After about two miles of "running", I found a guy lying on the side of the trail w/ someone else putting his bike back together.  I stopped to also offer some help and found out he had crashed and hurt his shoulder pretty badly.  After getting him walking in the right direction, and since there was no way he could ride anymore, he offered me his Sram chain (got to love those quick links). Though at least 20 minutes had gone by since breaking my chain and there would be no way to catch anyone in my group, this would give me at least the chance to finish the race, and get in a good ride!

I finished the race in 2 hours and came in dead last.  It was quite a good course actually.  Not a lot of climbing but twisty and fun and though not technical per say, it did command your attention if you did not want to wash out in the turns or on the wet roots.  I'll certainly be back for it next year!
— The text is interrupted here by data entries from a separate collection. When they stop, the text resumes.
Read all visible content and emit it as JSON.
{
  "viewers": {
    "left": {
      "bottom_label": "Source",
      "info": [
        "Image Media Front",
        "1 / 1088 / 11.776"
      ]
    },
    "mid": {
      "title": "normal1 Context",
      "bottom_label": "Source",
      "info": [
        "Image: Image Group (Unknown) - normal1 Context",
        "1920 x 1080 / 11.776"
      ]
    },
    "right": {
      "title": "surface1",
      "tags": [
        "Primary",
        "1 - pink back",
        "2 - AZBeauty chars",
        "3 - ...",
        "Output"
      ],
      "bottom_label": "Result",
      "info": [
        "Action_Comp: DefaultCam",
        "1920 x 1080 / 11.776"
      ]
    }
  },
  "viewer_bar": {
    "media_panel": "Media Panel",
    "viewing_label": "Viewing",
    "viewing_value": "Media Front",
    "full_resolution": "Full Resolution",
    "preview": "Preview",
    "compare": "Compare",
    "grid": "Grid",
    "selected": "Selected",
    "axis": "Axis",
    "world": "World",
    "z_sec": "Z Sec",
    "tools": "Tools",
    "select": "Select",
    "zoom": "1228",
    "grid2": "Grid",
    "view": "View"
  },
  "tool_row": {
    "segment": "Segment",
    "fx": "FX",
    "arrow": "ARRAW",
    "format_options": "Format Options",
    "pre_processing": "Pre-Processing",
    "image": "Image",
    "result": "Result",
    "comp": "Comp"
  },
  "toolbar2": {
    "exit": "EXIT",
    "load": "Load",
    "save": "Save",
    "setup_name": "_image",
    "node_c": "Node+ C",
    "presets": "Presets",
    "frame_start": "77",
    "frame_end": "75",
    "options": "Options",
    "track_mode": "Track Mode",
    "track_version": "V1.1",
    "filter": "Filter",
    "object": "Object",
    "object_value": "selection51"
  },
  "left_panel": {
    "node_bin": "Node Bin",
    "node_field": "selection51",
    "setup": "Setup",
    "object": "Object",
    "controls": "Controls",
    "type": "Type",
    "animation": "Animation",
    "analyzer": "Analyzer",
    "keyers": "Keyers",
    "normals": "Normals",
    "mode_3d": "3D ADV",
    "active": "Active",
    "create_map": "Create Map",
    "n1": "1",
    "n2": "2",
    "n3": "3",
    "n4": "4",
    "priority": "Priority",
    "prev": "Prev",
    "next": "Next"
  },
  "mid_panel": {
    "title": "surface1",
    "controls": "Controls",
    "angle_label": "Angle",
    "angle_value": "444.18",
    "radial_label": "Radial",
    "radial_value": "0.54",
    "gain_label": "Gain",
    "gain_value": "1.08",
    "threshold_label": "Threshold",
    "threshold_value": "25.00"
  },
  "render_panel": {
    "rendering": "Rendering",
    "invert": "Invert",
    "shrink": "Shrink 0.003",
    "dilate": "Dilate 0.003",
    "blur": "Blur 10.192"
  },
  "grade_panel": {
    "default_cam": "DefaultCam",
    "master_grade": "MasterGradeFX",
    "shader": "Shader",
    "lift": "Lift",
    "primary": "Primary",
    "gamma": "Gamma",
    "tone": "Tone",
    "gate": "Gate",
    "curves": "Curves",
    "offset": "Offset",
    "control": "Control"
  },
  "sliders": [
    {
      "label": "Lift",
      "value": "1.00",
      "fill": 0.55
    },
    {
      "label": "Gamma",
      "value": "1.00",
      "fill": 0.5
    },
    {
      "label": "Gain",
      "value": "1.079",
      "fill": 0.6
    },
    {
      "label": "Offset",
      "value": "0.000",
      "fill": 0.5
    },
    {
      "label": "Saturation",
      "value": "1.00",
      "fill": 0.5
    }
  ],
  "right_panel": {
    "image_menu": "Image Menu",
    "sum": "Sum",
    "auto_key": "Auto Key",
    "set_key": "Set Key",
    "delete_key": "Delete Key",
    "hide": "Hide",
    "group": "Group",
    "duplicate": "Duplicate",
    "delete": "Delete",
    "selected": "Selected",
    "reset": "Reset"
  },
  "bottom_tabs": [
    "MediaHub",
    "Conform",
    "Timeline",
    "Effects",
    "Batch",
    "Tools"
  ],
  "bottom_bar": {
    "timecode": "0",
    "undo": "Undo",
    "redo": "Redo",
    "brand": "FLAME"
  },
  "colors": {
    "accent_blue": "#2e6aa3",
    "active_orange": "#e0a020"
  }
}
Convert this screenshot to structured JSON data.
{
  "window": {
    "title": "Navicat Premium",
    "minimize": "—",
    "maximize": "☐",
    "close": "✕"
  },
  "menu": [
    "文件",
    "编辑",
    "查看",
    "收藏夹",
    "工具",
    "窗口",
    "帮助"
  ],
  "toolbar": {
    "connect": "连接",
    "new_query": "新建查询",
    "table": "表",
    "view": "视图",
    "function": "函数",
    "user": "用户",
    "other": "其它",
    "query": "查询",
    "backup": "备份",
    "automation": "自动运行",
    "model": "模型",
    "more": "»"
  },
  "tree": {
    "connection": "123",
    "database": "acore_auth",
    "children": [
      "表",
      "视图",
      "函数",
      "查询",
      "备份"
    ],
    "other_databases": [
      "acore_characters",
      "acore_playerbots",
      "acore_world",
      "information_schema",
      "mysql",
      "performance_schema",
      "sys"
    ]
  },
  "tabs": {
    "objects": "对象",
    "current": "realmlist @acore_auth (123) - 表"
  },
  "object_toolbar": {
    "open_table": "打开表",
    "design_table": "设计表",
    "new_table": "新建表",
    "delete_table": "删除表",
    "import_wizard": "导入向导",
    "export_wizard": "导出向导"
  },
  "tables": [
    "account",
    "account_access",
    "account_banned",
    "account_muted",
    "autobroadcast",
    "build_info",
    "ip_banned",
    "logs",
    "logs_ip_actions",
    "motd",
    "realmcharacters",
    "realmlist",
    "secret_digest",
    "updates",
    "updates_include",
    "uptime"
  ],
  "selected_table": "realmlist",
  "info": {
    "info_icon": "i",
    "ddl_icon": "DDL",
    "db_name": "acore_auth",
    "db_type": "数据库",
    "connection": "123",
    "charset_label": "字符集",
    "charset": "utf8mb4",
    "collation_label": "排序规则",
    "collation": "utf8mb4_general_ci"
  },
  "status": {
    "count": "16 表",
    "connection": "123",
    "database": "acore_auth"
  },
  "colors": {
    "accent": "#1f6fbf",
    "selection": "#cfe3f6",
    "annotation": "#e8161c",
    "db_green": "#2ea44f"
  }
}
Hopefully w/ a fully functioning drive train...

Lesson learned from this race: if the chain is skipping, run...run up those damn hills!  Loosing a couple of places is better than DNFing!


  1. I'd make a snarky comment about not having these problems on a singlespeed, but that would only jinx me...

  2. You are right though, some days, like during this race, I look at single speeders w/ a certain envy! Sadly my legs depend on them bail out cogs on the back!

  3. I share your frustration with drivetrain issues, and one of these days I'll probably give in to the singlespeed allure. Nice job sticking it out to finish the race.

  4. Them there Shimano chains can be tricky to install.. 100% or fail! SS.. yea, less parts but the ones we do have are crucial! With regards to the bailout gears, riding the SS will make you less dependent on them, SHOCK THE SYSTEM! If it doesn't kill you, it WILL make you stronger. & Why NBX??.. the peeps on the team are awesome, but what is the "team" doing for Syl?